Mas há maneira de fazer as coisas. No debate com António Costa, tentou de forma subtil dizer que o PS e o Governo não são confiáveis: combinam uma coisa e depois fazem outra, como quando chegaram a acordo na legislação laboral e depois foi tudo diferente com os patrões. Catarina acusou Costa de traição de forma velada: não diz, mas mostra e insinua - embora a subtileza do ataque obrigasse a legenda e tradução.
Na noite de que a coordenadora do Bloco falou no debate, a continuação da 'geringonça' chegou mesmo a estar em causa. E a bloquista podia ter acrescentado temas como as rendas da energia ou as PPP na Lei de Bases da Saúde. Mas os ataques nesta campanha são todos muito calculados. A esquerda ainda sonha que a 6 de outubro haja uma 'geringonça' 2.0 e isso não é para estragar com diatribes de campanha.
“Isso era ecologiazinha dos anos 80, doutor Rui Rio, estamos no século XXI” André Silva, porta-voz do PAN, no debate com Rui Rio
17 valores no índice de carnivorismo. André Silva é vegan à mesa, mas esta segunda-feira foi carnívoro na política. Depois de uma entrevista ao Expresso muito vegetarianamente simpática para António Costa - com todas as portas e janelas abertas para um entendimento - no debate com Rui Rio apareceu transfigurado: ao ataque, puxou o líder do PSD para o seu terreno, a proteção dos animais e a descarbonização da economia, e forçou Rio a dois erros, ao criticar uma lei que o próprio PSD aprovou sobre o abate de animais e ao levar o social-democrata a falhar o tiro na resposta às políticas sobre a vida ativa dos reformados.
A metáfora tem um autor. Há uns anos, Marcelo Rebelo de Sousa criticou o então Presidente Cavaco Silva por ser “herbívoro” devido a uma interpretação minimalista dos poderes presidenciais. Quanto a André Silva, não foi herbívoro perante Rui Rio.
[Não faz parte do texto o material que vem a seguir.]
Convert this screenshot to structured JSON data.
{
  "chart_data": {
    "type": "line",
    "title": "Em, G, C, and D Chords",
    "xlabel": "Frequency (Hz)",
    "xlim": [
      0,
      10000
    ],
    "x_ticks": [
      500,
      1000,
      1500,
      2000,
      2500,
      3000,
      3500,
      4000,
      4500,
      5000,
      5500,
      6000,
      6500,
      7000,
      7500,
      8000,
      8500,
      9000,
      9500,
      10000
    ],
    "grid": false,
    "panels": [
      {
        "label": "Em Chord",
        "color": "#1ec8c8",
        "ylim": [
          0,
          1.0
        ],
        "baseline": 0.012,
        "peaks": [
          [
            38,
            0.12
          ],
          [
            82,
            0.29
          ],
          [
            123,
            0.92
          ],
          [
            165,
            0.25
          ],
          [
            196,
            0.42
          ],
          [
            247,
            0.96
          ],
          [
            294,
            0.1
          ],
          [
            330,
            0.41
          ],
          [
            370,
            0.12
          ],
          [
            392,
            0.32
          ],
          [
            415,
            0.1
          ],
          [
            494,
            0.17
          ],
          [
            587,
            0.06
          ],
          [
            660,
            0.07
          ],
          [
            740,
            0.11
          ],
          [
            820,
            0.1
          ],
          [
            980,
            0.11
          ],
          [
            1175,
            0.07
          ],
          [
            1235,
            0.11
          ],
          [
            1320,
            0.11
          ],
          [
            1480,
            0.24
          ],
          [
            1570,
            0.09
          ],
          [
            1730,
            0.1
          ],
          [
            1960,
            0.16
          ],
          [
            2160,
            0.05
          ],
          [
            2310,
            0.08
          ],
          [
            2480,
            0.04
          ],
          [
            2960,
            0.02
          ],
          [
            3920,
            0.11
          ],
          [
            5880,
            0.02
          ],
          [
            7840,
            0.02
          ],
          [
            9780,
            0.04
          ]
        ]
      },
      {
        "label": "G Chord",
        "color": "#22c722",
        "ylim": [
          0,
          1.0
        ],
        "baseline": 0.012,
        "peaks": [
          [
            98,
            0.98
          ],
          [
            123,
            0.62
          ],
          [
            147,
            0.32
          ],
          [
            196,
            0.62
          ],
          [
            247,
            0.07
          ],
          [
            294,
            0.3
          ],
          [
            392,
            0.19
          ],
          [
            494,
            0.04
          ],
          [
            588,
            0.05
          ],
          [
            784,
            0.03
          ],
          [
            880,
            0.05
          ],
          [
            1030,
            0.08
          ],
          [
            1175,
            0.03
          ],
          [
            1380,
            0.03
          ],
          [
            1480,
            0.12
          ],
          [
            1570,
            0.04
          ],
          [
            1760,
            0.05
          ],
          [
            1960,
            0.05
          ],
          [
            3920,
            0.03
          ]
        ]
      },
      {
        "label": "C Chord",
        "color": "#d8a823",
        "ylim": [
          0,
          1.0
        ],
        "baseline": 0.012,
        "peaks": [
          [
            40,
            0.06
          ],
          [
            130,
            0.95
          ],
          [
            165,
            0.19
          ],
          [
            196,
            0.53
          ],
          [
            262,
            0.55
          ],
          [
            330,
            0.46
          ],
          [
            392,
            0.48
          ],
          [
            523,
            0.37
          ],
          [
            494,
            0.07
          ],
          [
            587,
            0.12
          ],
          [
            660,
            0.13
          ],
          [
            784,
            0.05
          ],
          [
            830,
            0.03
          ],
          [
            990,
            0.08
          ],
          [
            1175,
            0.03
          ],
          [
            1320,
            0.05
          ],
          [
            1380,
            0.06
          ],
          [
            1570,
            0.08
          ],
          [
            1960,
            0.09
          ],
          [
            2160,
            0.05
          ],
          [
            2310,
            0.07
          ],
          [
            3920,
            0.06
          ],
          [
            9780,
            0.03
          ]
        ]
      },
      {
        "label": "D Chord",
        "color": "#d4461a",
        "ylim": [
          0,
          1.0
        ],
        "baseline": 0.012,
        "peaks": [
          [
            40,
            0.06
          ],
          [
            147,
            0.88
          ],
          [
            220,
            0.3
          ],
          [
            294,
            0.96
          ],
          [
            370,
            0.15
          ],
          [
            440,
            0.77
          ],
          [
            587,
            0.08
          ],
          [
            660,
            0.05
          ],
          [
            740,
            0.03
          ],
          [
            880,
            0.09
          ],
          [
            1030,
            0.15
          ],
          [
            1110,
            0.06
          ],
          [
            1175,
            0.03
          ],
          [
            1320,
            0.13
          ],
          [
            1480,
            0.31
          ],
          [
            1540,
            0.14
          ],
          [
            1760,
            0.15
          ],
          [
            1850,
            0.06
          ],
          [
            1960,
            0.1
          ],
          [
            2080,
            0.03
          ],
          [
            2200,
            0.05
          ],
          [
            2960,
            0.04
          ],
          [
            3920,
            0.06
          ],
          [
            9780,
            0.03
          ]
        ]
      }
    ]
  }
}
Depois de Marques Mendes o ter criticado, no domingo, por ser mal preparado, o líder do PAN tentou morder a carne e o osso do adversário, ao procurar demonstrar que a linguagem e a política ambiental do PSD estão desfasadas do atual momento político. Falou para o seu público alvo e nisso foi eficaz.
“Fundamentalista” ou não como Rio apontou, percebeu-se porque é que André Silva consegue conquistar um nicho de eleitorado. Só vence na política do século XXI quem percebe os tempos em que vive. Sobram por aí péssimos exemplos de novos vencedores, mas André Silva mordeu as canelas do adversário. Vamos ver como aparece ele na quarta-feira no debate com António Costa. Temos político?